Around noon, after riding for about three hours and nearing our destination, Thomas noticed that the road we were supposed to be on disappeared off the GPS and then reappeared farther south. He figured that just meant that the road was a dirt road, and thus he offered to give me a five mile break, knowing how much I hate riding on dirt roads due to the serious energy depletion and wrist pain that I suffer on dirt roads.
As we approached the Bermuda Triangle, we realized that it disappears off the GPS because we were heading onto a private farm road. The entrance to the road had a sign that said, if my memory serves me correctly (and it definitely does), “Keep Out.” But we’re from Massachusetts and we do whatever we want. Down the road there were some piles of bricks that my poor car (my car’s name is Cale, by the way) bottomed out on. Then we ran into some mud that Thomas got the bike stuck in, again and again. Then we found out that the private farm road ends… and we had to turn around… in the burning hot… and the increasing winds. Turning around we ran into some trouble getting the car back over the pile of bricks. And when I say, “some trouble,” I mean that it took us twenty or so minutes to push and pull the car, with smoking tires and dirt and brick fragments spitting everywhere, through the path. For awhile there I really thought we were going to be stuck in some farmer’s private road and we were going to get arrested and this trip would have a rather embarrassing end. We did see the farmer out harvesting some crops out in the field and he could probably see us destroying us his little road. We got a lot of good video of the whole experience. Unfortunately we did ruin the farmer’s road…
Still, I am proud to be a Masshole. To me, Masshole is a compliment. The word generally refers to Massachusetts drivers that cut off people from other states (that don’t know how to drive). Here’s the thing: we’re called Massholes by other states because they really don’t know how to drive, and then they get mad at us for trying to show them how to drive better. Similarly, we may often do stupid things and people get mad at us, but hey, we’re from Massachusetts and we know that life is about having fun adventures, and that’s why we do whatever want (within reason, obviously).
I’m also proud to be Masshole now because of the bill that is going through our State Congress to improve the regulations against human trafficking in our state.
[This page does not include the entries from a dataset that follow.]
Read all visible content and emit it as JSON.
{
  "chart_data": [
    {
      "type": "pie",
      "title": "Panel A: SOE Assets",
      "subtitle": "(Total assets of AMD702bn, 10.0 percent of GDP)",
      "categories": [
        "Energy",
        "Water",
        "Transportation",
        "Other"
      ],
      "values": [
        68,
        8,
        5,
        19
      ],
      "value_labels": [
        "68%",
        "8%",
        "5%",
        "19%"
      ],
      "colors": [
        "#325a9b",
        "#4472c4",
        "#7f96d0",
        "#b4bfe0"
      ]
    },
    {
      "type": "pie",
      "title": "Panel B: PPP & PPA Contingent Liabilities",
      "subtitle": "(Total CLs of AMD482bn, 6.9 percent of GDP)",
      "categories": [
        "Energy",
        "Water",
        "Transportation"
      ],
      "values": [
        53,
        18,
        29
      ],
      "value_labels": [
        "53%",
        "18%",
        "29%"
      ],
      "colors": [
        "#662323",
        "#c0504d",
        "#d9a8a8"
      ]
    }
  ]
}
Thinking about that, I’ve decided to name Thomas’s mountain bike Lycurgus. Lycurgus was the great law-giver of the Greek city-state Sparta. I was going to name the bike Leonidas, but most historians believe that he killed some people to be one of the half-kings (Sparta was ruled by two kings with equal power). Instead I went with Lycurgus, who, as far as we know, was an upstanding citizen. Sparta’s foundation throughout most of its exalted history was given to it by Lycurgus’ primitive but far-sighted laws.
With Thomas’s bike having a new name, I think about Lycurgus and the importance of good laws. Though I am an anarchist, as long as we have a government we need to use it appropriately. Having good laws and then enforcing them is a must if we are going to stop human trafficking. So folks, it’s up to you. Political representatives, though they may seem aloof, really do react if they are flooded with letters and requests to respond to a certain issue. Let’s do that, then, eh? Write to your political representatives, call them, annoy them, do whatever is necessary to make sure that they know they won’t be re-elected if they don’t push hard for better human trafficking regulations. That’s how Massachusetts got it done. But there’s always improvement that we can push for.